La denuncia se hizo efectiva el pasado 8 de julio tras seis meses de investigación. Cinco son los delitos que se le atribuyen: malversación de caudales públicos, falsedad documental, prevaricación, tráfico de influencias y maquinación para alterar el precio de las cosas. ¿El motivo? La transmisión de terrenos de propiedad pública a la sociedad promotora del golf a un precio «muy inferior» al de mercado para lograr en las operaciones importantes plusvalías.
Respaldo del pleno
Éstas, según consta en la denuncia del fiscal, no se tuvieron en cuenta a la hora de hacer las tasaciones de los terrenos, de forma que se valoraron como «improductivas», «cultivo de secano» o «erial de pastos». Y todo ello con «manifiesto perjuicio del patrimonio público».
Pese a que la aparejadora de LKS declaró hace meses ante el Ministerio Fiscal que desconocía la existencia de un proyecto de golf sobre los terrenos que tasó, ayer, Gil Orive recalcó que se hicieron varias tasaciones -no sólo de LKS- y que todas se realizaron «de forma legal».
Otro de los argumentos que volvió a repetir el político popular fue que todos los acuerdos adoptados desde 2003 en torno al proyecto estuvieron respaldados por el pleno del Ayuntamiento. «Toda la Corporación y todo el pueblo estaba al tanto», apostilló en su defensa.

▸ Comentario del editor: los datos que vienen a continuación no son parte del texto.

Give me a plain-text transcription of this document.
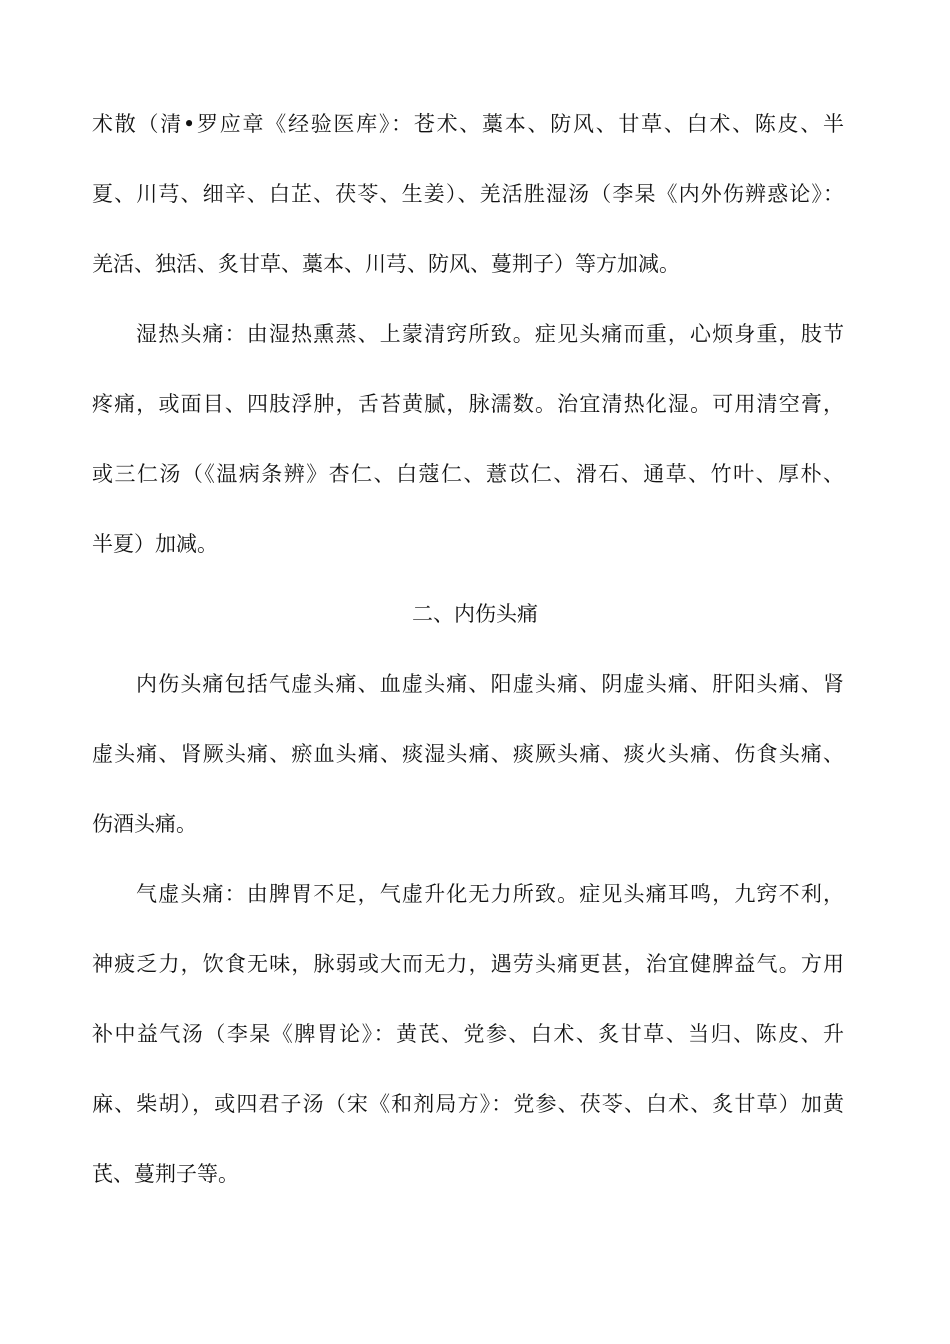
术散（清•罗应章《经验医库》：苍术、藁本、防风、甘草、白术、陈皮、半
夏、川芎、细辛、白芷、茯苓、生姜）、羌活胜湿汤（李杲《内外伤辨惑论》：
羌活、独活、炙甘草、藁本、川芎、防风、蔓荆子）等方加减。
湿热头痛：由湿热熏蒸、上蒙清窍所致。症见头痛而重，心烦身重，肢节
疼痛，或面目、四肢浮肿，舌苔黄腻，脉濡数。治宜清热化湿。可用清空膏，
或三仁汤（《温病条辨》杏仁、白蔻仁、薏苡仁、滑石、通草、竹叶、厚朴、
半夏）加减。
二、内伤头痛
内伤头痛包括气虚头痛、血虚头痛、阳虚头痛、阴虚头痛、肝阳头痛、肾
虚头痛、肾厥头痛、瘀血头痛、痰湿头痛、痰厥头痛、痰火头痛、伤食头痛、
伤酒头痛。
气虚头痛：由脾胃不足，气虚升化无力所致。症见头痛耳鸣，九窍不利，
神疲乏力，饮食无味，脉弱或大而无力，遇劳头痛更甚，治宜健脾益气。方用
补中益气汤（李杲《脾胃论》：黄芪、党参、白术、炙甘草、当归、陈皮、升
麻、柴胡），或四君子汤（宋《和剂局方》：党参、茯苓、白术、炙甘草）加黄
芪、蔓荆子等。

Junto a él, el fiscal ha imputado a otros tres empresarios guipuzcoanos por la presunta comisión de los mismos cinco delitos. Ayer sólo declaró uno de ellos, L. S., por la huelga de secretarios judiciales. Los otros lo harán en próximas fechas.
Este proceso judicial no ha hecho más que estancar aún más un proyecto que sufre una fuerte contestación social y el rechazo del alcalde Higinio Arinas (EB). El PP y el PNV, mayoría en el pleno, siguen creyendo en él.